Na Europa, as ações da Air France KLM AIRF.PA, da IAG (proprietária da British Airways) ICAG.L, da Wizz Air WIZZ.L e da Lufthansa LHAG.DE caíram entre 2,5% e 6% nas negociações da manhã.
As ações das principais companhias aéreas americanas caíram entre 1% e 5% no pregão da tarde, com a JetBlue Airways JBLU.O recuando 5,35%, seguida pela American Airlines AAL.O com queda de 3,44%.
Para reforçar essa dificuldade para o consumidor, houve aumentos repentinos nos preços das passagens. Voos diretos de Seul para Londres, em 11 de março, com a Korean Air Lines, por exemplo, saltaram para US$ 4.359, ante US$ 564 sete dias antes, segundo dados do Google Flights, porque a primeira classe passou a ser a opção mais barata disponível. Voos de Los Angeles para Lima, com a LATAM Airlines LTM.SN, subiram para US$ 2.125, comparados a US$ 499 no mesmo período.
"A questão para as companhias aéreas agora é que a demanda por viagens pode ser reduzida, já que os custos se tornam proibitivos para os viajantes a lazer e algumas empresas começam a limitar as viagens a negócios devido às perspectivas incertas", disse Lorraine Tan, diretora de pesquisa de ações para a Ásia da Morningstar.
O impacto das altas tarifas aéreas pode limitar a demanda por viagens durante grande parte de 2026, acrescentou Tan.
O combustível é a segunda maior despesa das companhias aéreas, depois da mão de obra, representando normalmente de um quinto a um quarto das despesas operacionais. Algumas das principais companhias aéreas asiáticas e europeias têm contratos de hedge de petróleo (link), mas as companhias aéreas americanas praticamente abandonaram essa prática nas últimas duas décadas.
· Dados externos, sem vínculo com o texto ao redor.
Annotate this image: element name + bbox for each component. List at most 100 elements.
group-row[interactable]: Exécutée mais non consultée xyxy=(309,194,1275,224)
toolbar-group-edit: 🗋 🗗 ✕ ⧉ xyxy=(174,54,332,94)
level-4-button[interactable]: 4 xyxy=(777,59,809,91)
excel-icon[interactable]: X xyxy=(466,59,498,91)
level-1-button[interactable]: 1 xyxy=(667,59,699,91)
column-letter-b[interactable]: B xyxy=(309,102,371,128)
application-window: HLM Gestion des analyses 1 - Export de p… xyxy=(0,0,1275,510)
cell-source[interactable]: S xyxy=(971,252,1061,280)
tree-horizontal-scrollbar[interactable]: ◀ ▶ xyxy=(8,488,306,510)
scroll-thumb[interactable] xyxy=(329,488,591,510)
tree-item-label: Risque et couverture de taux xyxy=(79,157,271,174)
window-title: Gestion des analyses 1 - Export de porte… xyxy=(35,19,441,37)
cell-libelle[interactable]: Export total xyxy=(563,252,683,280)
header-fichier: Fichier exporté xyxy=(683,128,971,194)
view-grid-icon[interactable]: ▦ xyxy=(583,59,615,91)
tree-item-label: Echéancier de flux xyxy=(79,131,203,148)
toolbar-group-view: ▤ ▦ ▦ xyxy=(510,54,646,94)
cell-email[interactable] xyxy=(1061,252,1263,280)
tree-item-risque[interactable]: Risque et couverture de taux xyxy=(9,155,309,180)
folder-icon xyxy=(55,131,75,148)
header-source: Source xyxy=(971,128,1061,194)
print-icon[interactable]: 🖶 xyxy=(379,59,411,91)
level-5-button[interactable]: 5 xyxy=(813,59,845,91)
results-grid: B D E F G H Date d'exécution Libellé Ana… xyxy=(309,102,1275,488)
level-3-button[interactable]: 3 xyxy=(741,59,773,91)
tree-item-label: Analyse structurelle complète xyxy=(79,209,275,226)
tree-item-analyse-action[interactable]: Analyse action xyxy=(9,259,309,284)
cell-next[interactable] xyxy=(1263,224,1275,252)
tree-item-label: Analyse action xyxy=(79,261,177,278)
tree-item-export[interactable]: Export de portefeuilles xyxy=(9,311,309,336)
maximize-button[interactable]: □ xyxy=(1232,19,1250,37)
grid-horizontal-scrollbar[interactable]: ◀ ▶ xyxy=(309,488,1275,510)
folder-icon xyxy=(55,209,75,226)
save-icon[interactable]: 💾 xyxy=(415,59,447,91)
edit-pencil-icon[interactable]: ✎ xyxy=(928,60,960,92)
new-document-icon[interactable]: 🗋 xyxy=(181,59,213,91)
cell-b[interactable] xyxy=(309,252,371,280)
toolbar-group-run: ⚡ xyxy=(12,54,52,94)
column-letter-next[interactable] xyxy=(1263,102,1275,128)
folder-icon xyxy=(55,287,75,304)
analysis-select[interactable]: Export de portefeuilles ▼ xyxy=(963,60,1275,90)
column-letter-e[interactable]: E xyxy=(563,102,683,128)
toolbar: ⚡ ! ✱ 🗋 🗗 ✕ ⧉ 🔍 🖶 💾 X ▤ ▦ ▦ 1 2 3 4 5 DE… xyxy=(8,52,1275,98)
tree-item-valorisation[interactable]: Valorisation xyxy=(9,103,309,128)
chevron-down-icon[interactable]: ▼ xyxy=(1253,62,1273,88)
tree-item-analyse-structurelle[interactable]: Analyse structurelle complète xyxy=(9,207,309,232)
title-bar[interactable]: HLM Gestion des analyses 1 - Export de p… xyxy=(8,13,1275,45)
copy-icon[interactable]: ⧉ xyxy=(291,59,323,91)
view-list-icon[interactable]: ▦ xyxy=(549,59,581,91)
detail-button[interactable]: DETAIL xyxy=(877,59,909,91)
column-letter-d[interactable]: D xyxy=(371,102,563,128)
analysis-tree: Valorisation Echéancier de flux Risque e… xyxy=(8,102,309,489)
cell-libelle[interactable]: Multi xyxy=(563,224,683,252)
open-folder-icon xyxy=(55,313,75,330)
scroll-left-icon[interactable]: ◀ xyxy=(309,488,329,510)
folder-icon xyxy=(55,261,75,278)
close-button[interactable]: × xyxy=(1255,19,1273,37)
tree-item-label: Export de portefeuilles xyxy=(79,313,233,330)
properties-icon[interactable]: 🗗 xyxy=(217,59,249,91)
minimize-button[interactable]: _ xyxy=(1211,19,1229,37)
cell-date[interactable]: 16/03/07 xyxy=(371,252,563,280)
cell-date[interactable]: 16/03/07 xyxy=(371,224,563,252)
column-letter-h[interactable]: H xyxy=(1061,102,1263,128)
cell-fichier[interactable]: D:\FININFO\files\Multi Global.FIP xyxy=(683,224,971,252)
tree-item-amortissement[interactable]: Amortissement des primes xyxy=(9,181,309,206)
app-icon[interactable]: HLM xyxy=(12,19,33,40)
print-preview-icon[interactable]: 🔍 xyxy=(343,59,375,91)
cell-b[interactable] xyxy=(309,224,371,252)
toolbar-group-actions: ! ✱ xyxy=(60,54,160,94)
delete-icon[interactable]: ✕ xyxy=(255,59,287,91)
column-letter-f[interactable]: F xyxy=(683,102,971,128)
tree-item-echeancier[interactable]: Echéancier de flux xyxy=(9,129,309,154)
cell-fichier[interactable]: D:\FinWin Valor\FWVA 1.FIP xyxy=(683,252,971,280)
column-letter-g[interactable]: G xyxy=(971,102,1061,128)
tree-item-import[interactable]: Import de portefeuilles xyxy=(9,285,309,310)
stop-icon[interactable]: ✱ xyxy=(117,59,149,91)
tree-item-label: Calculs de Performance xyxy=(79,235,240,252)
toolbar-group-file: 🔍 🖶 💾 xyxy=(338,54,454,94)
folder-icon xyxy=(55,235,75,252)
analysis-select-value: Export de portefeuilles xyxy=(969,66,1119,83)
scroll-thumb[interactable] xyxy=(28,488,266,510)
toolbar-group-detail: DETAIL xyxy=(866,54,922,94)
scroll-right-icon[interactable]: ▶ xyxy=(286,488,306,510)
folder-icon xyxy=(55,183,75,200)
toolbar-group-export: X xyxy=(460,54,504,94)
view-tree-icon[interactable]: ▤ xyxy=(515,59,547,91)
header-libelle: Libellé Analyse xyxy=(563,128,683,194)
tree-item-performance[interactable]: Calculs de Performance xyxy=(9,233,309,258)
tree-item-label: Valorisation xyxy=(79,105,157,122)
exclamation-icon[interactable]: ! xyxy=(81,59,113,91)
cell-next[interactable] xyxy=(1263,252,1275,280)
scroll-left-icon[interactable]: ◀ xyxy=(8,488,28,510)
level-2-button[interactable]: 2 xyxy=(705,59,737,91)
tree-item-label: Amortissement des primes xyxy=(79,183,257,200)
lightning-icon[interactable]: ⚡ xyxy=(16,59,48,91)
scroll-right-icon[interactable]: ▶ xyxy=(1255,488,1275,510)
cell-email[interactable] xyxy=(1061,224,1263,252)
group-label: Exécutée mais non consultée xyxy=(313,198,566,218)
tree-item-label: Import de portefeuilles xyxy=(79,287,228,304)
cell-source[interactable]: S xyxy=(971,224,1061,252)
"Partimos do princípio de que as companhias aéreas conseguirão recuperar parte do aumento nos preços dos combustíveis, mas é difícil imaginar uma expansão das margens este ano, a menos que haja uma queda rápida nos preços da energia", disse Tom Fitzgerald, vice-presidente de pesquisa de ações da TD Cowen, que analisa seis das principais companhias aéreas dos EUA e a Air Canada.
Uma passagem só de ida de Newark para a cidade de Quebec, em 11 de março, pela Air Canada, quase triplicou de preço, chegando a US$ 1.499 em comparação com a semana anterior, segundo dados do Google Flights.
CONFLITO ADICIONA 'CUSTO SIGNIFICATIVO' PARA COMPANHIAS AÉREAS
Preços elevados podem ter sérias implicações para o setor.
"Se o preço do petróleo bruto está subindo 20%, o do querosene de aviação está subindo várias vezes mais, pois está ainda mais escasso, o que aumenta significativamente os custos operacionais, além de sobrecarregar os recursos da tripulação, que ficam sobrecarregados devido aos maiores tempos de voo quando o espaço aéreo está fechado", disse Subhas Menon, presidente da Associação de Companhias Aéreas da Ásia-Pacífico.
Os analistas do Deutsche Bank observaram que um aumento acentuado nos custos do combustível de aviação em 2005, após os furacões Katrina e Rita, resultou em danos generalizados e significativos para o setor, incluindo o pedido de falência, ao abrigo do Capítulo 11, por parte das principais companhias aéreas Delta e Northwest naquele ano.
Desde 28 de fevereiro, quando começou a guerra entre os EUA e Israel contra o Irã, até 9 de março, mais de 40.000 voos de e para o Oriente Médio foram cancelados, de acordo com dados da Cirium.
Com o espaço aéreo severamente restrito, as companhias aéreas foram obrigadas a redirecionar voos, transportar combustível extra ou fazer paradas adicionais para reabastecimento, a fim de se protegerem contra desvios repentinos ou rotas de voo mais longas por corredores mais seguros.
De acordo com a Cirium, as companhias aéreas Emirates, Qatar Airways e Etihad, juntas, normalmente transportam cerca de um terço dos passageiros da Europa para a Ásia e mais da metade de todos os passageiros da Europa para a Austrália, Nova Zelândia e ilhas próximas do Pacífico.
O ministro dos Transportes da Turquia, Abdulkadir Uraloglu, anunciou no domingo o cancelamento dos voos para o Iraque, Síria, Líbano e Jordânia operados pela Turkish Airlines THYAO.IS, AJet, Pegasus PGSUS.IS e SunExpress até 13 de março.